A Lasting Power of Attorney (LPA) is a legal agreement that allows you to appoint one or more people (‘attorneys’) to make decisions on your behalf (or to assist you in making decisions). They are designed to control what happens to you should you have an illness or an accident and be unable to make your own decisions (i.e. you lack ‘mental capacity’).
There are two types of LPA:
- Property and Financial Affairs – This LPA gives your attorney the power to make decisions about your financial affairs and can be used as soon as it is registered as long as you give your permission. This could include paying your bills, collecting your pension or benefits and managing your bank account. It could also involve making major financial decisions such as selling your home.
- Health and Welfare– Using this LPA enables your attorney to make decisions about your medical care as well as your social care. It can include decisions about your daily routine (e.g.

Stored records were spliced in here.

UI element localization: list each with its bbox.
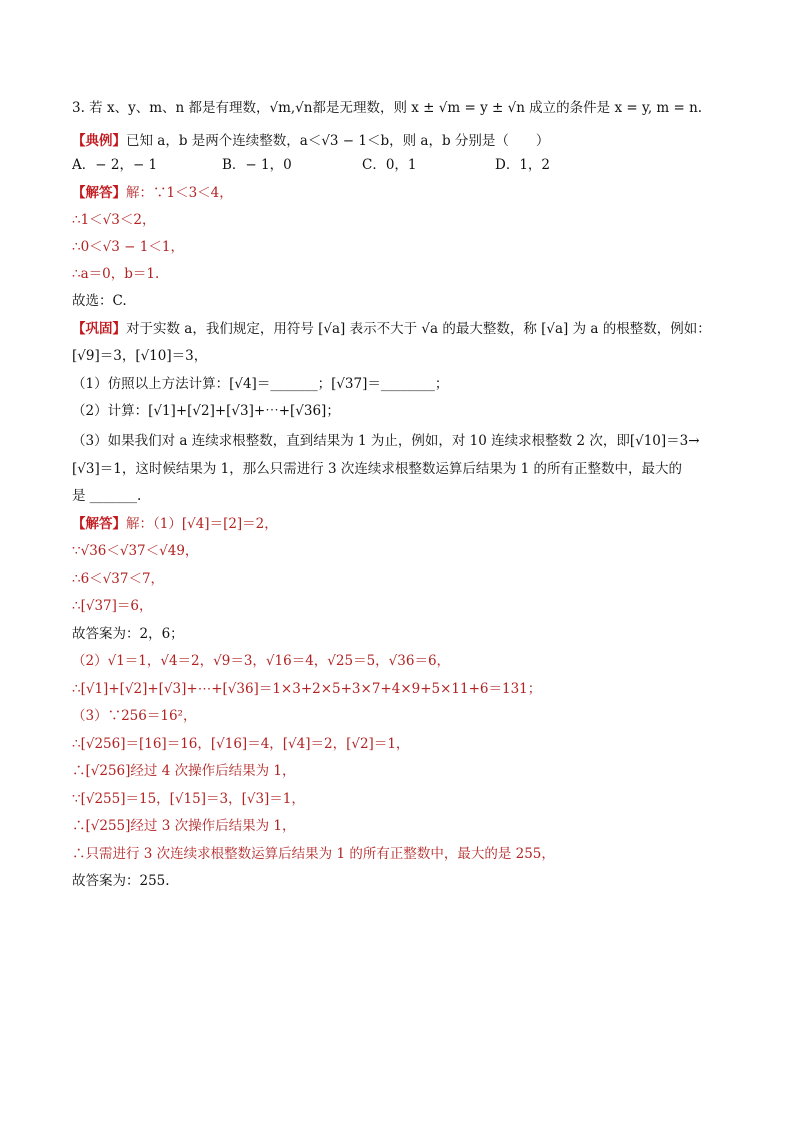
note-line-3: 3. 若 x、y、m、n 都是有理数，√m,√n都是无理数，则 x ± √m = y ± √n 成立的条件是 x = y, m = n. [72, 100, 703, 116]
answer-line: ∴[√255]经过 3 次操作后结果为 1， [72, 818, 296, 834]
answer-line: 【解答】解：（1）[√4]＝[2]＝2， [72, 516, 278, 532]
answer-line: （3）∵256＝16²， [72, 708, 197, 724]
solution-line: 故选：C. [72, 293, 127, 309]
practice-question: 【巩固】对于实数 a，我们规定，用符号 [√a] 表示不大于 √a 的最大整数，称 [√a] 为 a 的根整数，例如： [72, 321, 711, 337]
option-d: D．1，2 [495, 157, 551, 173]
answer-line: ∴[√256]经过 4 次操作后结果为 1， [72, 763, 296, 779]
answer-line: 故答案为：255. [72, 873, 170, 889]
answer-line: ∴[√37]＝6， [72, 598, 153, 614]
answer-line: ∴[√256]＝[16]＝16，[√16]＝4，[√4]＝2，[√2]＝1， [72, 736, 410, 752]
option-b: B．− 1，0 [222, 157, 292, 173]
practice-line: （1）仿照以上方法计算：[√4]＝_______；[√37]＝________； [72, 376, 449, 392]
answer-line: （2）√1＝1，√4＝2，√9＝3，√16＝4，√25＝5，√36＝6， [72, 653, 451, 669]
solution-line: ∴0＜√3 − 1＜1， [72, 239, 184, 255]
practice-line: （2）计算：[√1]+[√2]+[√3]+⋯+[√36]； [72, 403, 340, 419]
example-question: 【典例】已知 a，b 是两个连续整数，a＜√3 − 1＜b，则 a，b 分别是（ ） [72, 133, 550, 149]
option-c: C．0，1 [362, 157, 417, 173]
practice-line: [√9]＝3，[√10]＝3， [72, 348, 208, 364]
solution-line: 【解答】解：∵1＜3＜4， [72, 185, 233, 201]
solution-line: ∴a＝0，b＝1. [72, 266, 160, 282]
practice-line: [√3]＝1，这时候结果为 1，那么只需进行 3 次连续求根整数运算后结果为 1 的所有正整数中，最大的 [72, 461, 683, 477]
example-options [72, 152, 732, 178]
answer-line: 故答案为：2，6； [72, 626, 184, 642]
answer-line: ∴只需进行 3 次连续求根整数运算后结果为 1 的所有正整数中，最大的是 255， [72, 846, 555, 862]
answer-line: ∴[√1]+[√2]+[√3]+⋯+[√36]＝1×3+2×5+3×7+4×9+5×11+6＝131； [72, 681, 542, 697]
answer-line: ∴6＜√37＜7， [72, 571, 165, 587]
practice-line: （3）如果我们对 a 连续求根整数，直到结果为 1 为止，例如，对 10 连续求根整数 2 次，即[√10]＝3→ [72, 433, 700, 449]
solution-line: ∴1＜√3＜2， [72, 212, 156, 228]
practice-line: 是 _______. [72, 488, 142, 504]
option-a: A．− 2，− 1 [72, 157, 158, 173]
answer-line: ∵√36＜√37＜√49， [72, 543, 199, 559]
answer-line: ∵[√255]＝15，[√15]＝3，[√3]＝1， [72, 791, 305, 807]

Personal Care, Eating and dressing) but can also include decisions that may need to be made on moving you to a care home or life-sustaining treatment.
Whilst much commentary on LPAs focuses on their value for those with diagnosed deteriorating mental illness, LPAs are recommended for all adults as they act as a safeguard to ensure our interests are looked after whatever may happen to us in the future. They ensure that our trusted relatives or friends can look after our affairs on our behalf should we lose mental capacity on a temporary or permanent basis.
You can prepare your own LPA, or you may prefer to involve a solicitor.
- If you are preparing the LPA yourself, follow the excellent government advice on how to apply online (see link below) and then register it (current cost £82). There is good advice online but also a helpful printable guide (link below).
- Should you prefer to get professional assistance with your LPA, you will need to find a suitable solicitor.
A good solicitor can also give you valuable advice on Wills, Gifts and Estate Planning. Some are also very helpful on giving you guidance on long term care planning and benefits available from your Local Authority and the NHS. For more information see our articles ‘How much does it cost to have a carer?’and ‘What financial help can I get for my Care and Support?’. You may find it valuable to contact several local firms, explain what your circumstances and ask them for an estimate of costs. Alternatively, the Society for the Elderly is an independent legal organisation who provide advice to older people across the UK.
Depending on your circumstances, you may also find it valuable to talk to a financial advisor. Try consulting The Society of Later Life Advisers (SOLLA) who offer an online search of accredited financial advisors with a good understanding of the financial challenges in later life. Independent Financial advisers are regulated by the Financial Conduct Authority (FCA) and will take responsibility for the suitability of any recommendations they make.